Congo Crisis

The Congo Crisis

The Congo is a country in central Africa. David Livingstone was the first European explorer to enter the region. His reports resulted in King Leopold II of Belgium establishing the Congo Free State. Except for the sending of Christian missionaries to the area, little was done to prepare the country for independence.

In October, 1958, Patrice Lumumba founded the National Congolese Movement (MNC). He became president of the organization and the following year led a series of demonstrations and strikes against the Belgian colonial government. Lumumba called for the Congo to be granted its immediate independence from Belgium. Lumumba was arrested but after sustained demonstrations the authorities were forced to release him.

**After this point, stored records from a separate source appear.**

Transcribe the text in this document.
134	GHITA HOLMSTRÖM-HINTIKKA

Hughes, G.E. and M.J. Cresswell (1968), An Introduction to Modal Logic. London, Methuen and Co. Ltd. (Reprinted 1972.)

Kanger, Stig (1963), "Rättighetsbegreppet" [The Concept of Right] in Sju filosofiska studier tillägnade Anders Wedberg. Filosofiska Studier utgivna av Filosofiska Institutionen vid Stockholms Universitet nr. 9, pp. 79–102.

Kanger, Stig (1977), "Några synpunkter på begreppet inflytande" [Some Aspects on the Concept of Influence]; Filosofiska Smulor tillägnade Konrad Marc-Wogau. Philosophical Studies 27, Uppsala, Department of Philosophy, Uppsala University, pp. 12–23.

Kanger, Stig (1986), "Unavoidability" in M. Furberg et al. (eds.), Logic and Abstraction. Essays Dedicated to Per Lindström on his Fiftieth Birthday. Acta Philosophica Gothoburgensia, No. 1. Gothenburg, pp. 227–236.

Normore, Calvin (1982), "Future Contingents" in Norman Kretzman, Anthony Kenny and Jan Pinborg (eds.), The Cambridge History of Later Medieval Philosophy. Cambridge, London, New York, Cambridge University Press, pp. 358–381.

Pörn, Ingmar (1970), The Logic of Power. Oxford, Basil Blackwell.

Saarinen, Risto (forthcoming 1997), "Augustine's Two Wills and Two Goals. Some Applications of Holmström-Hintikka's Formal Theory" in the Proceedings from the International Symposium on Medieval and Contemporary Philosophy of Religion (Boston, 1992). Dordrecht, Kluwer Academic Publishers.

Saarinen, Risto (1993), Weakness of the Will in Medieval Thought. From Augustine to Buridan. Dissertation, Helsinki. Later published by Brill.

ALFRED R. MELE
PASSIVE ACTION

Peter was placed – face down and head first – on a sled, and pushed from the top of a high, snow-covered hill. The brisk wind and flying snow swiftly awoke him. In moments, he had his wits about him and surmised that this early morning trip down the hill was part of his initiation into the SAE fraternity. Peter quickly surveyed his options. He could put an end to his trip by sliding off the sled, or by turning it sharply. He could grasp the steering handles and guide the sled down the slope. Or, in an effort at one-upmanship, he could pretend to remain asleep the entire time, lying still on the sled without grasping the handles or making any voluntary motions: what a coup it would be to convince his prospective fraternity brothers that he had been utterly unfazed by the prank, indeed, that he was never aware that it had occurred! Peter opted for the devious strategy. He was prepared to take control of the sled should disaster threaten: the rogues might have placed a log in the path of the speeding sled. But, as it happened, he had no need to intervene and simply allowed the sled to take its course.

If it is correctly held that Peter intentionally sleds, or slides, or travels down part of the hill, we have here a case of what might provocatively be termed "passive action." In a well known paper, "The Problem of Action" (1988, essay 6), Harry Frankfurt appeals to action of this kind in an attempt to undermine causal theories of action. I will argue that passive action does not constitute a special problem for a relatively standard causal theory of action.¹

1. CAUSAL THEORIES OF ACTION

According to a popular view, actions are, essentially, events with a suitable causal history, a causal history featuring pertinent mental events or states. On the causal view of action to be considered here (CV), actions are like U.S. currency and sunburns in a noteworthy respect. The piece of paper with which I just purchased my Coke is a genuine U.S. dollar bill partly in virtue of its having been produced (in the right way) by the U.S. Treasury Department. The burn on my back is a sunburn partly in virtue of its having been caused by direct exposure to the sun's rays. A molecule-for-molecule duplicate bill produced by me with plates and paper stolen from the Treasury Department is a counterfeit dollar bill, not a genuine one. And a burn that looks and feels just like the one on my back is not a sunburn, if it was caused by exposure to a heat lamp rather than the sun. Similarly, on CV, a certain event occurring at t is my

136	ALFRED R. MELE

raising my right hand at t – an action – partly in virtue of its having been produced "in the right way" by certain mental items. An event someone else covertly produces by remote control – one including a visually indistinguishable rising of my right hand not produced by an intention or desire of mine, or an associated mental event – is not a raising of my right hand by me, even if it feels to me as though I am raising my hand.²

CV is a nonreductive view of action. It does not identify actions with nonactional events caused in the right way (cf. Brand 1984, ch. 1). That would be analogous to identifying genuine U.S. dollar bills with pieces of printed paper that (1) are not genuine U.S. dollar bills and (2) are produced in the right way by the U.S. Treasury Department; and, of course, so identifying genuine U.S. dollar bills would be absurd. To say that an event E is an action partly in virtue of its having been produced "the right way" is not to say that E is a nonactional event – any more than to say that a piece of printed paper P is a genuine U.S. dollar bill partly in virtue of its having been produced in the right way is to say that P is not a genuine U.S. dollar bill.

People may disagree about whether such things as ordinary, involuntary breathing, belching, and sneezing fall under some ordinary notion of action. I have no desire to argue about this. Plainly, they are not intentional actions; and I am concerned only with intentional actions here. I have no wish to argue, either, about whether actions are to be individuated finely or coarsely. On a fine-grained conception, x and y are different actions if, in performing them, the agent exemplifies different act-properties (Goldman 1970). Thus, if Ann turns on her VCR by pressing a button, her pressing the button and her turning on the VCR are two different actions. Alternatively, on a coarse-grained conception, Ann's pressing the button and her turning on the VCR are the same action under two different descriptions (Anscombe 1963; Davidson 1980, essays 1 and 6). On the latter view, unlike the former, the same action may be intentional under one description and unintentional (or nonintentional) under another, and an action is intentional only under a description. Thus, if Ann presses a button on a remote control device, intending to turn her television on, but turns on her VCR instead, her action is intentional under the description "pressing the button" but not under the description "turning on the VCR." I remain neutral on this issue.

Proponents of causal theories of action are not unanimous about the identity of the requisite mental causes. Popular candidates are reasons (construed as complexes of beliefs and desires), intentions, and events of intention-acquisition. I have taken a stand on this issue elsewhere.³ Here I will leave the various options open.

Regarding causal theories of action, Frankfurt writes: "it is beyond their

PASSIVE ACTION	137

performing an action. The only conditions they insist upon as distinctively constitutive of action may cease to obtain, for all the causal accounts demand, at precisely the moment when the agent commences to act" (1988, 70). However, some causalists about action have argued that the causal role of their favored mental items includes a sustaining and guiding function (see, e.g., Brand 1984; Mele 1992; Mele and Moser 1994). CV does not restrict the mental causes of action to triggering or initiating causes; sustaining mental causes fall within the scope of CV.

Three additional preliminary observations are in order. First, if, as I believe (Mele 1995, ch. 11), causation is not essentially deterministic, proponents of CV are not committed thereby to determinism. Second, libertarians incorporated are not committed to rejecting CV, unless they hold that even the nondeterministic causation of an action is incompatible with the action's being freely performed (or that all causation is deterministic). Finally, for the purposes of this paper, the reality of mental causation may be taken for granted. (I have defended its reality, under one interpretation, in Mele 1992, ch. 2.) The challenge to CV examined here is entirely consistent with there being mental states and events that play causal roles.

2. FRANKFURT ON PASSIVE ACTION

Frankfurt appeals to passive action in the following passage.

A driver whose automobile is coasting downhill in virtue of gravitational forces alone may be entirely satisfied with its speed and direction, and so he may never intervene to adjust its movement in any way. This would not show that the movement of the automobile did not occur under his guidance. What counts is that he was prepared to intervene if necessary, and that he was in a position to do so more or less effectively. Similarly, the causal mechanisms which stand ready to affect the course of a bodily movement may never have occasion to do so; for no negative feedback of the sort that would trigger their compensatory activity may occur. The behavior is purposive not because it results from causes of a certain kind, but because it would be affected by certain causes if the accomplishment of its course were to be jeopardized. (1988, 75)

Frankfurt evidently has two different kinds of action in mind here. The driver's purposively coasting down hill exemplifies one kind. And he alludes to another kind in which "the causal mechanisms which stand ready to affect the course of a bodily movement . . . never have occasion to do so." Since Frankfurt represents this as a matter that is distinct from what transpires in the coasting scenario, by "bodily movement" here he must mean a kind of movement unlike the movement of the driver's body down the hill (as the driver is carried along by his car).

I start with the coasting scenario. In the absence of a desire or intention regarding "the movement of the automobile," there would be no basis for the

After parliamentary elections in May 1960 the MNC became the country's strongest party. Patrice Lumumba became the new prime minister and immediately talked about the need for social and economic changes in the country. His decision to adopt a non-aligned foreign policy resulted in the CIA becoming interested in the developments in the Congo.

The country was governed from Leopoldville (Kinshasa). In Kantanga, a rich mining province, was very much under the control of Moise Tshombe. In July 1960, Tshombe, supported by white mercenaries and the Belgian mining company Union Minière, declared Katanga independent. Lumumba appealed to the United Nations for help and Dag Hammarskjold agreed to send in a peace-keeping force to restore order.

The following month Colonel Sese Seko Mobutu, with the support of the United States and Belgium, led a military coup and ousted Patrice Lumumba from power. Lumumba was arrested by Mobutu's soldiers and transferred to Elizabethville, Katanga, where he was murdered on 17th January, 1961.

In September 1961 fighting erupted between Katanga troops and the noncombatant forces of the UN. In an effort to secure a cease-fire he arranged to meet President Moise Tshombe. On 17th September 1961 Dag Hammarskjold was killed when his plane crashed close to Ndola airport.

The UN Security Council passed a resolution demanding an inquiry into the circumstances of his death. This was rejected by Moise Tshombe but evidence emerged later that the Belgian government was behind the events in Katanga.

The fighting continued and independent regimes were established at different times in Katanga, Stanleyville and Kasai. For a while Tshombe lived in Europe but returned to become prime minister of the Congo Republic in July 1964. After holding corrupt elections he was forced to flee and went to live in Spain.

General Sese Seko Mobutu staged another military coup in November 1965. He placed Tshombe on trial for treason in his absence and was condemned to death. In July 1967 Tshombe was kidnapped and taken to Algeria. Moise Tshombe died in prison of a heart-attack on 29th June 1969.

Mobutu decided on a policy of Africanization and in October 1971 he changed the name of the country back to Zaire (the name of the country in the 14th century). Three months later a Nationality Law decreed the abolition of all European names for persons and places.

Despite this action Mobutu continued to arrange trading agreements with foreign companies engaged in exploiting the country's valuable copper deposits. He also received support from the United States who helped him develop a one party, anti-Communist, dictatorship.

Two further revolts took place in 1977 and 1978 and was only put down with the help of the French Army. Zaire continued to suffer from economic problems and in May 1997 rebel forces led by Laurent Kabila forced Sese Seko Mobutu to flee the country.